Luigi Busà (Avola, 9 ottobre 1987) è un karateka italiano, specializzato nel kumite, campione olimpico a Tokyo 2020.
Biografia
Luigi Busà nasce ad Avola, in provincia di Siracusa, nel 1987, in una famiglia profondamente legata al karate: il padre, Nello Busà, è maestro e figura storica del karate italiano, fondatore della scuola Siracusa Karate, mentre le sorelle, Lorena, Cristina e Stephanie, sono anch’esse atlete di alto livello. Fin da piccolo, Luigi cresce in un ambiente in cui la disciplina, il rispetto e la passione per le arti marziali costituiscono un riferimento quotidiano. Inizia a praticare karate giovanissimo, mostrando da subito un talento straordinario per il kumite, disciplina in cui eccellerà a livello mondiale. È noto al grande pubblico anche con il soprannome "Il Gorilla di Avola", per la sua potenza esplosiva sul tatami e il carattere determinato.
La sua carriera agonistica è tra le più brillanti della storia del karate italiano. Nel 2006, a soli 18 anni, conquista il suo primo titolo mondiale nella categoria -75 kg a Tampere, diventando il più giovane campione del mondo della World Karate Federation. Sei anni dopo, nel 2012, si conferma ai vertici vincendo il suo secondo titolo mondiale a Parigi, battendo in finale il plurititolato azero Rafael Aghayev.

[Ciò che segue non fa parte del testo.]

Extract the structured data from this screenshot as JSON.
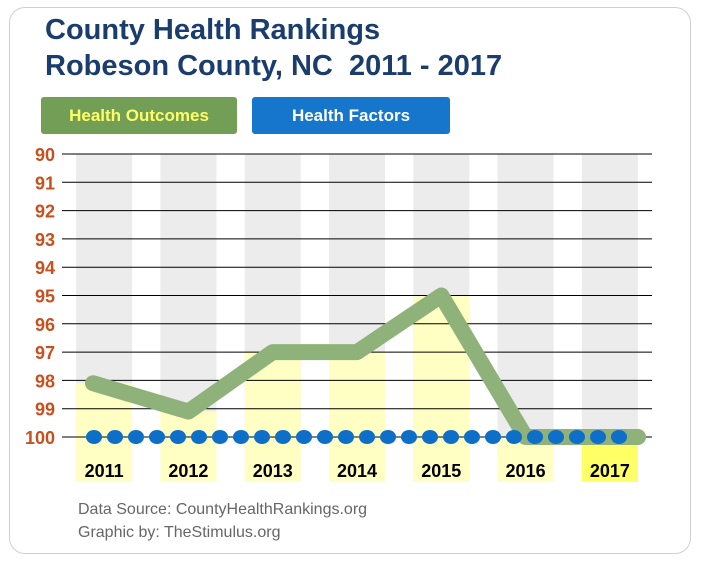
{
  "colors": {
    "title": "#1a3d6d",
    "outcomes": "#8fb27a",
    "outcomes_legend": "#739e56",
    "factors": "#0e6fc9",
    "factors_legend": "#1576cc",
    "tick_label": "#c8501e",
    "year_col_bg": "#ececec",
    "year_bar": "#ffffc4",
    "year_bar_highlight": "#ffff66"
  },
  "chart_data": {
    "type": "line",
    "title": "County Health Rankings",
    "subtitle": "Robeson County, NC  2011 - 2017",
    "categories": [
      "2011",
      "2012",
      "2013",
      "2014",
      "2015",
      "2016",
      "2017"
    ],
    "yticks": [
      "90",
      "91",
      "92",
      "93",
      "94",
      "95",
      "96",
      "97",
      "98",
      "99",
      "100"
    ],
    "ylim": [
      90,
      100
    ],
    "y_inverted": true,
    "grid": true,
    "legend_position": "top-left",
    "series": [
      {
        "name": "Health Outcomes",
        "values": [
          98.1,
          99.1,
          97.0,
          97.0,
          95.0,
          100,
          100
        ]
      },
      {
        "name": "Health Factors",
        "values": [
          100,
          100,
          100,
          100,
          100,
          100,
          100
        ]
      }
    ],
    "highlight_category": "2017"
  },
  "source": {
    "line1": "Data Source: CountyHealthRankings.org",
    "line2": "Graphic by: TheStimulus.org"
  }
}
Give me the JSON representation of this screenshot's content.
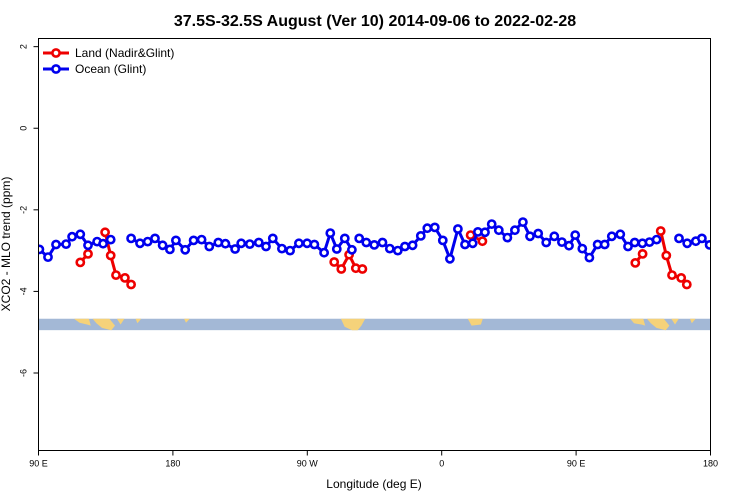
{
  "chart_data": {
    "type": "line",
    "title": "37.5S-32.5S August (Ver 10)   2014-09-06 to 2022-02-28",
    "xlabel": "Longitude (deg E)",
    "ylabel": "XCO2 - MLO trend (ppm)",
    "xlim": [
      90,
      450
    ],
    "ylim": [
      -7.9,
      2.2
    ],
    "xticks": [
      {
        "value": 90,
        "label": "90 E"
      },
      {
        "value": 162,
        "label": "180"
      },
      {
        "value": 234,
        "label": "90 W"
      },
      {
        "value": 306,
        "label": "0"
      },
      {
        "value": 378,
        "label": "90 E"
      },
      {
        "value": 450,
        "label": "180"
      }
    ],
    "yticks": [
      {
        "value": 2,
        "label": "2"
      },
      {
        "value": 0,
        "label": "0"
      },
      {
        "value": -2,
        "label": "-2"
      },
      {
        "value": -4,
        "label": "-4"
      },
      {
        "value": -6,
        "label": "-6"
      }
    ],
    "legend_position": "top-left",
    "map_strip": {
      "y_top": -4.67,
      "y_bottom": -4.95,
      "ocean_color": "#a3b8d6",
      "land_color": "#f5d27a"
    },
    "series": [
      {
        "name": "Land (Nadir&Glint)",
        "color": "#ee0000",
        "segments": [
          [
            [
              112.4,
              -3.29
            ],
            [
              116.5,
              -3.08
            ]
          ],
          [
            [
              125.7,
              -2.55
            ],
            [
              128.7,
              -3.12
            ],
            [
              131.5,
              -3.6
            ],
            [
              136.3,
              -3.67
            ],
            [
              139.6,
              -3.83
            ]
          ],
          [
            [
              248.4,
              -3.28
            ],
            [
              252.2,
              -3.45
            ],
            [
              256.4,
              -3.1
            ],
            [
              260.0,
              -3.43
            ],
            [
              263.5,
              -3.45
            ]
          ],
          [
            [
              321.5,
              -2.62
            ],
            [
              327.8,
              -2.77
            ]
          ],
          [
            [
              409.7,
              -3.3
            ],
            [
              413.6,
              -3.08
            ]
          ],
          [
            [
              423.3,
              -2.52
            ],
            [
              426.3,
              -3.12
            ],
            [
              429.4,
              -3.6
            ],
            [
              434.3,
              -3.67
            ],
            [
              437.3,
              -3.83
            ]
          ]
        ]
      },
      {
        "name": "Ocean (Glint)",
        "color": "#0000ee",
        "segments": [
          [
            [
              90.5,
              -2.97
            ],
            [
              95.1,
              -3.16
            ],
            [
              99.4,
              -2.85
            ],
            [
              104.8,
              -2.84
            ],
            [
              108.0,
              -2.66
            ],
            [
              112.4,
              -2.6
            ],
            [
              116.5,
              -2.87
            ],
            [
              121.4,
              -2.78
            ],
            [
              124.6,
              -2.83
            ],
            [
              128.7,
              -2.73
            ]
          ],
          [
            [
              139.6,
              -2.7
            ],
            [
              144.4,
              -2.82
            ],
            [
              148.5,
              -2.78
            ],
            [
              152.4,
              -2.7
            ],
            [
              156.5,
              -2.87
            ],
            [
              160.4,
              -2.97
            ],
            [
              163.6,
              -2.75
            ],
            [
              168.6,
              -2.98
            ],
            [
              173.1,
              -2.75
            ],
            [
              177.4,
              -2.73
            ],
            [
              181.5,
              -2.9
            ],
            [
              186.3,
              -2.8
            ],
            [
              190.1,
              -2.83
            ],
            [
              195.3,
              -2.96
            ],
            [
              198.6,
              -2.82
            ],
            [
              203.2,
              -2.84
            ],
            [
              208.0,
              -2.8
            ],
            [
              211.9,
              -2.9
            ],
            [
              215.5,
              -2.7
            ],
            [
              220.4,
              -2.95
            ],
            [
              224.8,
              -3.0
            ],
            [
              229.5,
              -2.82
            ],
            [
              233.9,
              -2.82
            ],
            [
              237.8,
              -2.85
            ],
            [
              243.0,
              -3.05
            ],
            [
              246.3,
              -2.57
            ],
            [
              249.8,
              -2.96
            ],
            [
              254.1,
              -2.7
            ],
            [
              257.9,
              -2.98
            ]
          ],
          [
            [
              261.8,
              -2.7
            ],
            [
              265.6,
              -2.8
            ],
            [
              269.9,
              -2.86
            ],
            [
              274.3,
              -2.8
            ],
            [
              278.2,
              -2.95
            ],
            [
              282.5,
              -3.0
            ],
            [
              286.3,
              -2.9
            ],
            [
              290.4,
              -2.87
            ],
            [
              294.8,
              -2.64
            ],
            [
              298.3,
              -2.45
            ],
            [
              302.3,
              -2.43
            ],
            [
              306.6,
              -2.75
            ],
            [
              310.4,
              -3.2
            ],
            [
              314.7,
              -2.47
            ],
            [
              318.5,
              -2.85
            ],
            [
              322.6,
              -2.82
            ],
            [
              325.4,
              -2.54
            ],
            [
              329.2,
              -2.55
            ],
            [
              332.8,
              -2.35
            ],
            [
              336.6,
              -2.5
            ],
            [
              341.2,
              -2.68
            ],
            [
              345.2,
              -2.5
            ],
            [
              349.5,
              -2.3
            ],
            [
              353.3,
              -2.65
            ],
            [
              357.7,
              -2.58
            ],
            [
              362.0,
              -2.8
            ],
            [
              366.3,
              -2.65
            ],
            [
              370.4,
              -2.79
            ],
            [
              374.2,
              -2.88
            ],
            [
              377.5,
              -2.62
            ],
            [
              381.3,
              -2.95
            ],
            [
              385.1,
              -3.17
            ],
            [
              389.5,
              -2.85
            ],
            [
              393.3,
              -2.85
            ],
            [
              397.1,
              -2.65
            ],
            [
              401.7,
              -2.6
            ],
            [
              405.8,
              -2.9
            ],
            [
              409.4,
              -2.8
            ],
            [
              413.5,
              -2.82
            ],
            [
              417.3,
              -2.79
            ],
            [
              421.1,
              -2.73
            ]
          ],
          [
            [
              433.1,
              -2.7
            ],
            [
              437.5,
              -2.82
            ],
            [
              442.1,
              -2.77
            ],
            [
              445.4,
              -2.7
            ],
            [
              449.5,
              -2.86
            ],
            [
              453.3,
              -3.0
            ]
          ]
        ]
      }
    ]
  }
}
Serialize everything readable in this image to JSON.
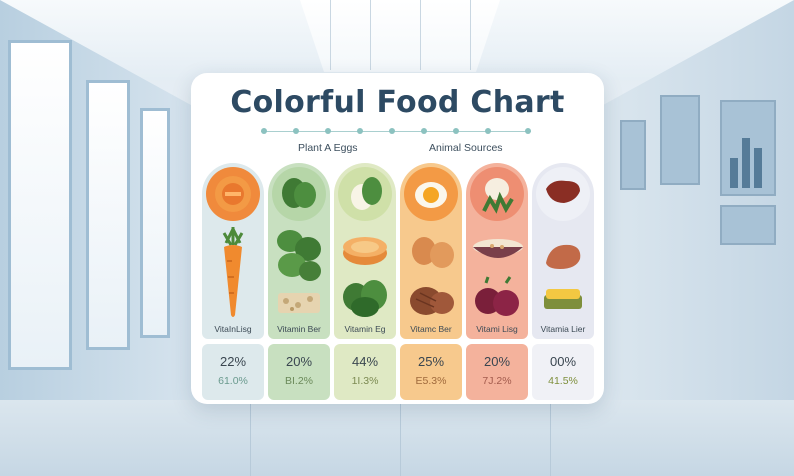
{
  "title": "Colorful Food Chart",
  "sections": {
    "plant_label": "Plant A Eggs",
    "animal_label": "Animal Sources"
  },
  "columns": [
    {
      "vitamin_label": "VitaInLisg",
      "pct": "22%",
      "sub": "61.0%",
      "color": "#dde9ec",
      "accent": "#6a9a8e"
    },
    {
      "vitamin_label": "Vitamin Ber",
      "pct": "20%",
      "sub": "BI.2%",
      "color": "#c8e0c0",
      "accent": "#6b8a5a"
    },
    {
      "vitamin_label": "Vitamin Eg",
      "pct": "44%",
      "sub": "1I.3%",
      "color": "#dfe9c4",
      "accent": "#7c8a52"
    },
    {
      "vitamin_label": "Vitamc Ber",
      "pct": "25%",
      "sub": "E5.3%",
      "color": "#f7c98d",
      "accent": "#a06a3c"
    },
    {
      "vitamin_label": "Vitami Lisg",
      "pct": "20%",
      "sub": "7J.2%",
      "color": "#f4b29c",
      "accent": "#a35b4d"
    },
    {
      "vitamin_label": "Vitamia Lier",
      "pct": "00%",
      "sub": "41.5%",
      "color": "#e6e8f1",
      "accent": "#7e8f3c"
    }
  ]
}
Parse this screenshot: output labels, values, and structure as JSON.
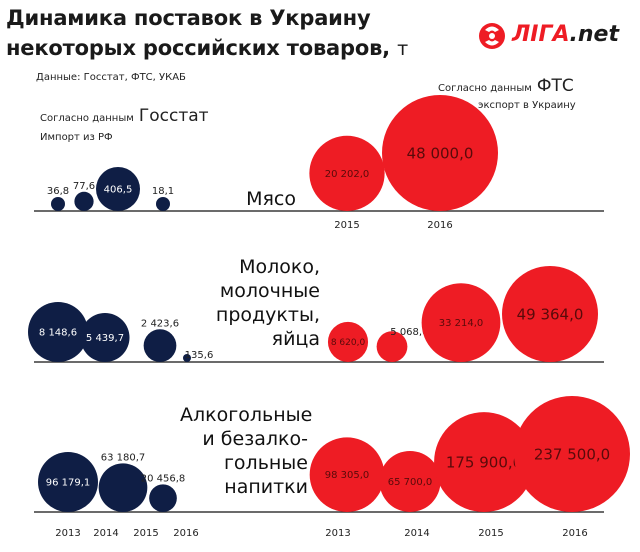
{
  "header": {
    "title_line1": "Динамика поставок в Украину",
    "title_line2": "некоторых российских товаров,",
    "title_unit": "т",
    "data_source": "Данные: Госстат, ФТС, УКАБ"
  },
  "logo": {
    "text_part1": "ЛIГА",
    "text_part2": ".net"
  },
  "sources": {
    "gosstat": {
      "small": "Согласно данным",
      "big": "Госстат",
      "sub": "Импорт из РФ"
    },
    "fts": {
      "small": "Согласно данным",
      "big": "ФТС",
      "sub": "экспорт в Украину"
    }
  },
  "colors": {
    "gosstat": "#0f1e45",
    "fts": "#ee1c24",
    "axis": "#3a3a3a"
  },
  "chart_data": [
    {
      "type": "bubble",
      "category": "Мясо",
      "series": [
        {
          "name": "Госстат",
          "x": [
            "2013",
            "2014",
            "2015",
            "2016"
          ],
          "values": [
            36.8,
            77.6,
            406.5,
            18.1
          ],
          "labels": [
            "36,8",
            "77,6",
            "406,5",
            "18,1"
          ]
        },
        {
          "name": "ФТС",
          "x": [
            "2015",
            "2016"
          ],
          "values": [
            20202.0,
            48000.0
          ],
          "labels": [
            "20 202,0",
            "48 000,0"
          ]
        }
      ],
      "x_tick_labels": [
        "2015",
        "2016"
      ]
    },
    {
      "type": "bubble",
      "category_lines": [
        "Молоко,",
        "молочные",
        "продукты,",
        "яйца"
      ],
      "series": [
        {
          "name": "Госстат",
          "x": [
            "2013",
            "2014",
            "2015",
            "2016"
          ],
          "values": [
            8148.6,
            5439.7,
            2423.6,
            135.6
          ],
          "labels": [
            "8 148,6",
            "5 439,7",
            "2 423,6",
            "135,6"
          ]
        },
        {
          "name": "ФТС",
          "x": [
            "2013",
            "2014",
            "2015",
            "2016"
          ],
          "values": [
            8620.0,
            5068.0,
            33214.0,
            49364.0
          ],
          "labels": [
            "8 620,0",
            "5 068,0",
            "33 214,0",
            "49 364,0"
          ]
        }
      ]
    },
    {
      "type": "bubble",
      "category_lines": [
        "Алкогольные",
        "и безалко-",
        "гольные",
        "напитки"
      ],
      "series": [
        {
          "name": "Госстат",
          "x": [
            "2013",
            "2014",
            "2015",
            "2016"
          ],
          "values": [
            96179.1,
            63180.7,
            20456.8,
            null
          ],
          "labels": [
            "96 179,1",
            "63 180,7",
            "20 456,8",
            ""
          ]
        },
        {
          "name": "ФТС",
          "x": [
            "2013",
            "2014",
            "2015",
            "2016"
          ],
          "values": [
            98305.0,
            65700.0,
            175900.0,
            237500.0
          ],
          "labels": [
            "98 305,0",
            "65 700,0",
            "175 900,0",
            "237 500,0"
          ]
        }
      ],
      "x_tick_labels_left": [
        "2013",
        "2014",
        "2015",
        "2016"
      ],
      "x_tick_labels_right": [
        "2013",
        "2014",
        "2015",
        "2016"
      ]
    }
  ]
}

Nel 2015 conquista la medaglia d’argento ai Giochi Europei di Baku, mentre nel 2016 ottiene il bronzo ai Campionati Mondiali di Linz. Nel 2017 torna sul tetto d’Europa con una medaglia d’oro, seguita nel 2018 da un bronzo agli Europei e da un argento ai Mondiali di Madrid. Nel 2019 si riconferma campione europeo a Guadalajara, in Spagna. Nel 2020 si qualifica ufficialmente ai Giochi Olimpici di Tokyo e nel 2021 vince due tappe della Premier League (Istanbul e Lisbona), preparandosi alla competizione più importante della sua carriera.